Пришел домой, писал по обыкновению письма батюшке и домашним. Дай бог, чтобы этот год был мне счастлив благополучным возвращением домой и общим всей Европы спокойствием.


Раштат, 3 генваря

Обедали сегодня и ели пирог у Тишина. Произвели его в именинники, так, для смеху, и под это дело не пожалели шампанского.

Вот только что воротился от Тишина снова. Там подзакусили немного, выпили пуншу, и уже ужин не под нужду. Перед сном вдруг вспомнилась та калужская атаманша в лесу у костра… Какие у нее были глаза! Оказалось, соседка Тимофея. Вот наши-то женщины каковы!…


Раштат, 4 генваря

Тут мы неплохо прижились с пуншем, с шампанским и всяким прочим, но предстоит ведь двигаться и сражаться, вот только мост через Рейн наведут. Тогда споры затихнут, восемнадцатилетняя Райнхильда исчезнет с глаз долой: и толстые ее губки, и кривые зубки, и шепот по углам, и намеки… Она знает, что мы временные, вот и липнет и оживляет немного наш армейский быт своим нехитрым милым кокетством.

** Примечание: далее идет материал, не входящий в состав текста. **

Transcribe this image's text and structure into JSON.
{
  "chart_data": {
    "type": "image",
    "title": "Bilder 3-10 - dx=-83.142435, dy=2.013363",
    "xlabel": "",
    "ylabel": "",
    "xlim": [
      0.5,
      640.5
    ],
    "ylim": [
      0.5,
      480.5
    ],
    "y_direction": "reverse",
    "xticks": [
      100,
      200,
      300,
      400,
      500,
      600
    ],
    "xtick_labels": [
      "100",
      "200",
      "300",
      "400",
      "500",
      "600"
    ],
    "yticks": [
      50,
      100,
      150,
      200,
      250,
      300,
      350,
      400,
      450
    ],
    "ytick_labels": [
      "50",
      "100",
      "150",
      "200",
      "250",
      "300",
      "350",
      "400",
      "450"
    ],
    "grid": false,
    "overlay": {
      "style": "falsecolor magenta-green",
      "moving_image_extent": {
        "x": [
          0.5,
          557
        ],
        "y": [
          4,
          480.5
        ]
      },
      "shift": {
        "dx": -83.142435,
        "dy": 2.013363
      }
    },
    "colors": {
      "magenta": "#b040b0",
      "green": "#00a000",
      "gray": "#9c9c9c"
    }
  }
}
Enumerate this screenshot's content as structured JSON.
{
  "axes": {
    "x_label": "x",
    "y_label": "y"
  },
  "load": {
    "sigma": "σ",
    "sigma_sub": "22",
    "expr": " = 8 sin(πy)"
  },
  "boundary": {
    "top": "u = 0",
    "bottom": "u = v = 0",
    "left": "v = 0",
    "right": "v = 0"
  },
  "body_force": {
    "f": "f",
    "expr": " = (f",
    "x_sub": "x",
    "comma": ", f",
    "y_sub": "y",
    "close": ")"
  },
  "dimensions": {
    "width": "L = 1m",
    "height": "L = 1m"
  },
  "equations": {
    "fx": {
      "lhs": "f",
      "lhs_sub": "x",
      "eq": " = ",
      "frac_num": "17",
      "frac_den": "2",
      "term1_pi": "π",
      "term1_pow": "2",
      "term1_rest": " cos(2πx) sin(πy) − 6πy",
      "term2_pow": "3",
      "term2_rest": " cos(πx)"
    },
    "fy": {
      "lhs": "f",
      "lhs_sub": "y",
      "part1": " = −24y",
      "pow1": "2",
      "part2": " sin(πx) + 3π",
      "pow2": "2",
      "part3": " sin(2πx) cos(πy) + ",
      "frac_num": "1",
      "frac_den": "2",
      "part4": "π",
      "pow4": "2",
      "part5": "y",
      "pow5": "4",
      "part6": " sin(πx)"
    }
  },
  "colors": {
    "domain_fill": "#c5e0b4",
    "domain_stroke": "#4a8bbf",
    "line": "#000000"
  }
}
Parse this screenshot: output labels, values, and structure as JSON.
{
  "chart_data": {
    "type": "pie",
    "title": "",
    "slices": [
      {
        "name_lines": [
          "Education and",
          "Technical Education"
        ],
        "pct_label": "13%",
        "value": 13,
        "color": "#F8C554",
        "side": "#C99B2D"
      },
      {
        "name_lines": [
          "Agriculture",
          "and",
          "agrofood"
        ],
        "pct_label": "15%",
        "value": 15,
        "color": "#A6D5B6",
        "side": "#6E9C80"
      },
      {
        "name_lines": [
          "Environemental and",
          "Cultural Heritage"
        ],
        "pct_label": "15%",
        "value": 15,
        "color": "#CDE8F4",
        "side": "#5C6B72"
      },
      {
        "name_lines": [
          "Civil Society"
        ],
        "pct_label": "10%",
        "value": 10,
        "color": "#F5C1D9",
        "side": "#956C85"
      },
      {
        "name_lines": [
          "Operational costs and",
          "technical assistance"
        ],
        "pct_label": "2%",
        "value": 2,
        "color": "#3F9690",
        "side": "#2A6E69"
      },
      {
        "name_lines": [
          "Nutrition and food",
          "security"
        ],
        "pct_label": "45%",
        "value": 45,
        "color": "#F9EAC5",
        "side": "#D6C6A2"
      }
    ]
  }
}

Помнится, как та смеялась, московская француженка, когда я выздоровел и жили мы в саду каком-то среди птиц почему-то… Полное безумие. Луиза Бигар. А была она свидетельницей моего позора, промывала стыдную рану на моем драгунском афедроне, и лицо ее при этом было сосредоточенное и строгое. Теперь я говорю: был ранен злоумышленником в бедро, да какое бедро? Просто в зад вилами… и молодая француженка, созданная для наслаждений, терла мой зад спиртовой тряпочкой! Этого забыть нельзя!… Если доберемся до Парижа, буду ее искать. Отчего она в ту московскую ночь была так непреклонна! Рана ли ее моя отвратила? Уж будто и впрямь была строга.

Завел о ней разговор с Тимошей, но он отмолчался.